A year and a half ago, my life changed. I graduated school and joined some of my classmates in starting a tech company. I had been excited about doing this for quite some time and thought that I had the opportunity of a lifetime. Just as we were getting started, I lost myself. I lost myself to a girl. She came into my world and flipped me upside. She drew out every ounce of self respect I had built up over the five years I had been at school. She turned me back into that insecure little child begging for her approval. I couldn’t focus on anything else. All I could do was think about her, and about being with her. Needless to say, my life in business faltered. I lost all desire to do what once meant the world to me. I left the business in a cloak of shame.
I moved in with her as quickly as I could. I promptly continued to do…. well…… nothing. I no longer had any reason to do anything. My deep insecurity had been filled by this perfect female giving me all the approval I would ever need. But, it wasn’t always easy. I couldn’t emotionally deal with her past. I was jealous and angry. However, my blindness to reality carried me through. We travelled the world, escaping reality further. We got engaged. We got married at a civil ceremony.
Two weeks later, while staying at her mother’s house with her step father, she called. She said it was over. I couldn’t believe it. I still believed that I could win her back. I had to. I needed to do anything I could to get her back. She was me. I grovelled, as any selfless loser would.
I immediately fell into depression. I lost the job I had just gotten not two months prior. Emotionally, I was out of control and it became quite obvious to my employer.

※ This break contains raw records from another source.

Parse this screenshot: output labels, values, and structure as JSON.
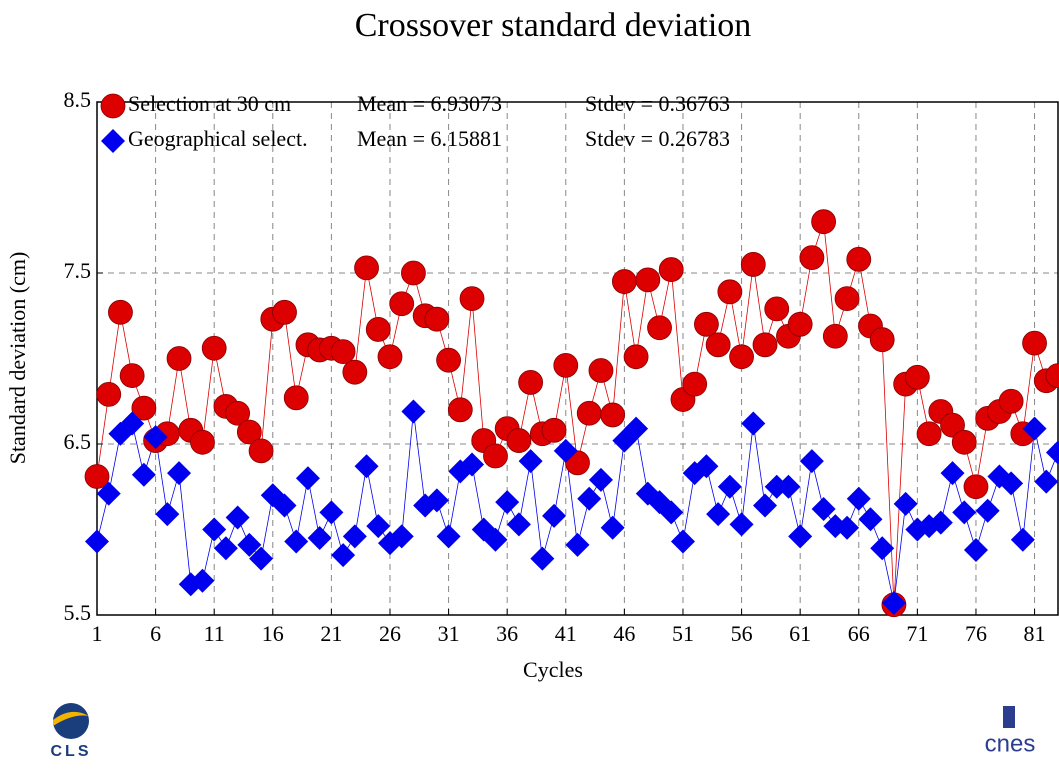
{
  "chart_data": {
    "type": "scatter",
    "title": "Crossover standard deviation",
    "xlabel": "Cycles",
    "ylabel": "Standard deviation (cm)",
    "x": [
      1,
      2,
      3,
      4,
      5,
      6,
      7,
      8,
      9,
      10,
      11,
      12,
      13,
      14,
      15,
      16,
      17,
      18,
      19,
      20,
      21,
      22,
      23,
      24,
      25,
      26,
      27,
      28,
      29,
      30,
      31,
      32,
      33,
      34,
      35,
      36,
      37,
      38,
      39,
      40,
      41,
      42,
      43,
      44,
      45,
      46,
      47,
      48,
      49,
      50,
      51,
      52,
      53,
      54,
      55,
      56,
      57,
      58,
      59,
      60,
      61,
      62,
      63,
      64,
      65,
      66,
      67,
      68,
      69,
      70,
      71,
      72,
      73,
      74,
      75,
      76,
      77,
      78,
      79,
      80,
      81,
      82,
      83
    ],
    "series": [
      {
        "name": "Selection at 30 cm",
        "mean_label": "Mean = 6.93073",
        "stdev_label": "Stdev = 0.36763",
        "color": "#dd0000",
        "marker": "circle",
        "values": [
          6.31,
          6.79,
          7.27,
          6.9,
          6.71,
          6.52,
          6.56,
          7.0,
          6.58,
          6.51,
          7.06,
          6.72,
          6.68,
          6.57,
          6.46,
          7.23,
          7.27,
          6.77,
          7.08,
          7.05,
          7.06,
          7.04,
          6.92,
          7.53,
          7.17,
          7.01,
          7.32,
          7.5,
          7.25,
          7.23,
          6.99,
          6.7,
          7.35,
          6.52,
          6.43,
          6.59,
          6.52,
          6.86,
          6.56,
          6.58,
          6.96,
          6.39,
          6.68,
          6.93,
          6.67,
          7.45,
          7.01,
          7.46,
          7.18,
          7.52,
          6.76,
          6.85,
          7.2,
          7.08,
          7.39,
          7.01,
          7.55,
          7.08,
          7.29,
          7.13,
          7.2,
          7.59,
          7.8,
          7.13,
          7.35,
          7.58,
          7.19,
          7.11,
          5.56,
          6.85,
          6.89,
          6.56,
          6.69,
          6.61,
          6.51,
          6.25,
          6.65,
          6.69,
          6.75,
          6.56,
          7.09,
          6.87,
          6.9
        ]
      },
      {
        "name": "Geographical select.",
        "mean_label": "Mean = 6.15881",
        "stdev_label": "Stdev = 0.26783",
        "color": "#0000ee",
        "marker": "diamond",
        "values": [
          5.93,
          6.21,
          6.56,
          6.62,
          6.32,
          6.54,
          6.09,
          6.33,
          5.68,
          5.7,
          6.0,
          5.89,
          6.07,
          5.91,
          5.83,
          6.2,
          6.14,
          5.93,
          6.3,
          5.95,
          6.1,
          5.85,
          5.96,
          6.37,
          6.02,
          5.92,
          5.96,
          6.69,
          6.14,
          6.17,
          5.96,
          6.34,
          6.38,
          6.0,
          5.94,
          6.16,
          6.03,
          6.4,
          5.83,
          6.08,
          6.46,
          5.91,
          6.18,
          6.29,
          6.01,
          6.52,
          6.59,
          6.21,
          6.16,
          6.1,
          5.93,
          6.33,
          6.37,
          6.09,
          6.25,
          6.03,
          6.62,
          6.14,
          6.25,
          6.25,
          5.96,
          6.4,
          6.12,
          6.02,
          6.01,
          6.18,
          6.06,
          5.89,
          5.57,
          6.15,
          6.0,
          6.02,
          6.04,
          6.33,
          6.1,
          5.88,
          6.11,
          6.31,
          6.27,
          5.94,
          6.59,
          6.28,
          6.45
        ]
      }
    ],
    "xlim": [
      1,
      83
    ],
    "xticks": [
      1,
      6,
      11,
      16,
      21,
      26,
      31,
      36,
      41,
      46,
      51,
      56,
      61,
      66,
      71,
      76,
      81
    ],
    "ylim": [
      5.5,
      8.5
    ],
    "yticks": [
      5.5,
      6.5,
      7.5,
      8.5
    ],
    "grid": true
  },
  "logos": {
    "left": "CLS",
    "right": "cnes"
  }
}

She came to visit a week later. We talked. I need to find out why. She gave me all these reasons, which all seemed so inconsequential. I turns out that soon after she had decided that we couldn’t be together, she slept with someone she met at a coffee shop not hours after she met him. After finding out she had eight partners and two abortions before her sixteenth birthday and twice cheated on her last serious partner, I should have seen this coming, but the thought just totally ripped me apart nonetheless. She tried her best to justify herself to me, but I don’t think she’ll ever really justify it to herself. The best she had was that she was not attracted to me, and never was. Not before kissing me and explaining that she can’t control herself.
music link: http://www.imeem.com/xiongyeng83/playlist/oYzuEAZ0/ashes_and_wine_music_playlist/
It has been two months since that happened. I’m still dealing with it. I need help. I can’t do anything. I used to be very active. Now, I can’t bring myself to do anything.
I’ve become the heaping mush of pathetic human flesh that I have feared to become for so many years. Even worse, I’m back living with my parents who make this kind of life acceptable. I can’t stand it.
All I see in life is meaninglessness. Nothing I have done has ever truly meant anything. I have had no effect, and made no difference. I don’t mean anything (except approval) to my parents. I didn’t mean anything to my ex, just a year detour from her plan to settle down and have a family. My birthday was two weeks ago. I got one brief “I can’t make it” phone call. Clearly, I don’t mean anything to the friends I thought I had.
It’s just meaningless. Life is meaningless. You’re born and you die. Even the richest or most inflential people in the world are just blips on the timeline of history. It is all for nothing. There is no end. Just pain. Just emptiness.